OPDYKE: There’s obviously a lot of activity happening in the ad tech sector right now. A lot of players are looking to make moves. But if there’s a macro factor driving our value prop, it’s that scale is the key to the future. Scale is what will enable you to compete or not. We didn’t want to be in a deal cycle on Black Friday so we got it done now, but that wasn’t why we started discussions.

I look at the space as providing clients the ability to compete on equal terms with Amazon. Our network effects are strong already, but the more we can create network effects the more we can demonstrate value to our retailers and brands.

What does HookLogic add from a demand perspective?

EICHMANN: One thing this opens up on the demand side is the ability to work with more brand manufacturers, and not just with the HookLogic business. We can go to retailers with a search product where you can take brand manufacturer bids for their products and enhance the bids from the retailers they’re already running with on Google search and make that a much more powerful offering and drive a lot more traffic and ultimately sales to them. Over time, we don’t just want to serve retailers, but anybody in an ecommerce environment that’s looking for performance marketing. Brand manufacturers are logical extensions of that.

How are you differentiated?

EICHMANN: We’re a powerful buyer of inventory across the world, but over time we think we’ll have a very differentiated offering that will allow us to do things that will be very hard to do for manufacturers and retailers without a pooled asset [cross-device] because they’re not big enough to capture the whole world. Then you have people like Facebook, which, while terrific and a partner of ours, has a device graph that sits well within its world but doesn’t translate well onto the open web. We want to be the missing link.

Was there any client overlap with HookLogic?

EICHMANN: There were some very large retailers we were not working with. As a retargeting solution, we’re still a small part of what the retailer’s thinking about. Adding HookLogic, which has very strong relationships where they are paying money to these retailers, opens doors to talk about the device graph and our search, data and pooled technology assets that can help drive business. It opens doors to brand manufacturers or retailers who in the past didn’t have a reason to talk to us.

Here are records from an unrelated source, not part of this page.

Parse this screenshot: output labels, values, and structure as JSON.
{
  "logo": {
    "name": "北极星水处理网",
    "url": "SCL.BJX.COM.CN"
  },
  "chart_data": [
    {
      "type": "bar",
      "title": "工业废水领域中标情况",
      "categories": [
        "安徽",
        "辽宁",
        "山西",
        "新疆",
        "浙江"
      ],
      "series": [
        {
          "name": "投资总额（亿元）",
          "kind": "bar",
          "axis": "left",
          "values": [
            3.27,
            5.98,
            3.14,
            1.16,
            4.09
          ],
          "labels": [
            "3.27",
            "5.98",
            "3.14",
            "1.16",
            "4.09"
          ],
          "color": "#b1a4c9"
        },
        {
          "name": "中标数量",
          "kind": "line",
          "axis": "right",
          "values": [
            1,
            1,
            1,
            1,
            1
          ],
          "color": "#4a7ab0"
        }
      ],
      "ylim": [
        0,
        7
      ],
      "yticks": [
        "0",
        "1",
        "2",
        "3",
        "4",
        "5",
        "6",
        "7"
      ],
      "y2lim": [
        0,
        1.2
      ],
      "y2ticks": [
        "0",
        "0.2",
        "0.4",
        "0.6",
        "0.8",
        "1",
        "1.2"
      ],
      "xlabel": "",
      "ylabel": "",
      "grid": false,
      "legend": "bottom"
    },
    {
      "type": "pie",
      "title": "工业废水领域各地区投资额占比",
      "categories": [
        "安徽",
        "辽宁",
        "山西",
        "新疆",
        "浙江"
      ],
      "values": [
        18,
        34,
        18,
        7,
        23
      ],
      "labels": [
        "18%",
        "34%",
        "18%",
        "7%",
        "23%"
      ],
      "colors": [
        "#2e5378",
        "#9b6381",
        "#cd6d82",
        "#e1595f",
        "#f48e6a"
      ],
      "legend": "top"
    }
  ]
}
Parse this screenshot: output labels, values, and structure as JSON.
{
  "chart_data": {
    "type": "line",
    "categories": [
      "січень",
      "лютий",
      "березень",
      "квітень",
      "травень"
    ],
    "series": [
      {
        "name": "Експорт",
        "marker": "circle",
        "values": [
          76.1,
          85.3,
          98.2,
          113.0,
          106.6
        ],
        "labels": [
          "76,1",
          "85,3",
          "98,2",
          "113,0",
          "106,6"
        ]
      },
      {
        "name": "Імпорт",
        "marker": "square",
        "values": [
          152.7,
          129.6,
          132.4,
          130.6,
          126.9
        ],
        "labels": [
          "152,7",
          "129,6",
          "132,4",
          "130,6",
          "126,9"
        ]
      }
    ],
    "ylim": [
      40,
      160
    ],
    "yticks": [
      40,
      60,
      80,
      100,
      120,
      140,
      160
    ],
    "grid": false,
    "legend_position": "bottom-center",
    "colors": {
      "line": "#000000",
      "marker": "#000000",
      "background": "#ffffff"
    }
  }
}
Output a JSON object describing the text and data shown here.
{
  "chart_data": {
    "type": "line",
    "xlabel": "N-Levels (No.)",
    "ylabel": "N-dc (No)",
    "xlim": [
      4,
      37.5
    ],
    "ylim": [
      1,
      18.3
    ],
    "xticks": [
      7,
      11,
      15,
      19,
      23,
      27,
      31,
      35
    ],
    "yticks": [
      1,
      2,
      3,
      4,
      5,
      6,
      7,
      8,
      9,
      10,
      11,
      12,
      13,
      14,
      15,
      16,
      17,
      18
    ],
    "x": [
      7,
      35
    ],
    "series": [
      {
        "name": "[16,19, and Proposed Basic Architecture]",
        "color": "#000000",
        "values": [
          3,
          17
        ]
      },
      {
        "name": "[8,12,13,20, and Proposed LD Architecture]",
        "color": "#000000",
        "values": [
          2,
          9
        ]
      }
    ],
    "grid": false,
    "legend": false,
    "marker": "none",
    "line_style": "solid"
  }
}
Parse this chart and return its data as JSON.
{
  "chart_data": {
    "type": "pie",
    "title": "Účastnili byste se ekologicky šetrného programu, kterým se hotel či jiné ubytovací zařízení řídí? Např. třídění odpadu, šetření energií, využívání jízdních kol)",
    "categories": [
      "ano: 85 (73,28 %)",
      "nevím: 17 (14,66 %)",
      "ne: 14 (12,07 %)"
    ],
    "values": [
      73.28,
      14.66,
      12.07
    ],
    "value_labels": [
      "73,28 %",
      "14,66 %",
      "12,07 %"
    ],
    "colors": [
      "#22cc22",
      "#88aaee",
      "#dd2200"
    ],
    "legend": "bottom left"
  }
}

What does this deal mean for current HookLogic advertisers?

OPDYKE: It’s business as usual for the time being. The deal hasn’t closed yet so no immediate change, but we’re entering Q4 when a lot of our business gets done, so we have to keep executing. The synergies will really start next year and accrue over a couple years.

What I can say, particularly for our big global advertisers, is that providing a single solution they can use to elevate themselves around the world is a big deal. The faster we can get global, the bigger our value prop is for big retailers and manufacturers. I can’t promise on the tech and product front what will be done, because we don’t know exactly yet, but global expansion is one clear value we can bring to clients quickly.

Does Criteo remain acquisitive?

EICHMANN: We had a line of credit and still have $350 million in the bank. We’re not going to spend all of our money. The limitation has not been the means to buy, but finding businesses that have good technology and are sustainable over time, as opposed to a lot of businesses you see. If there are companies that reinforce the world’s performance marketing platform we’re building, we’ll go after them.

These interviews have been condensed and edited.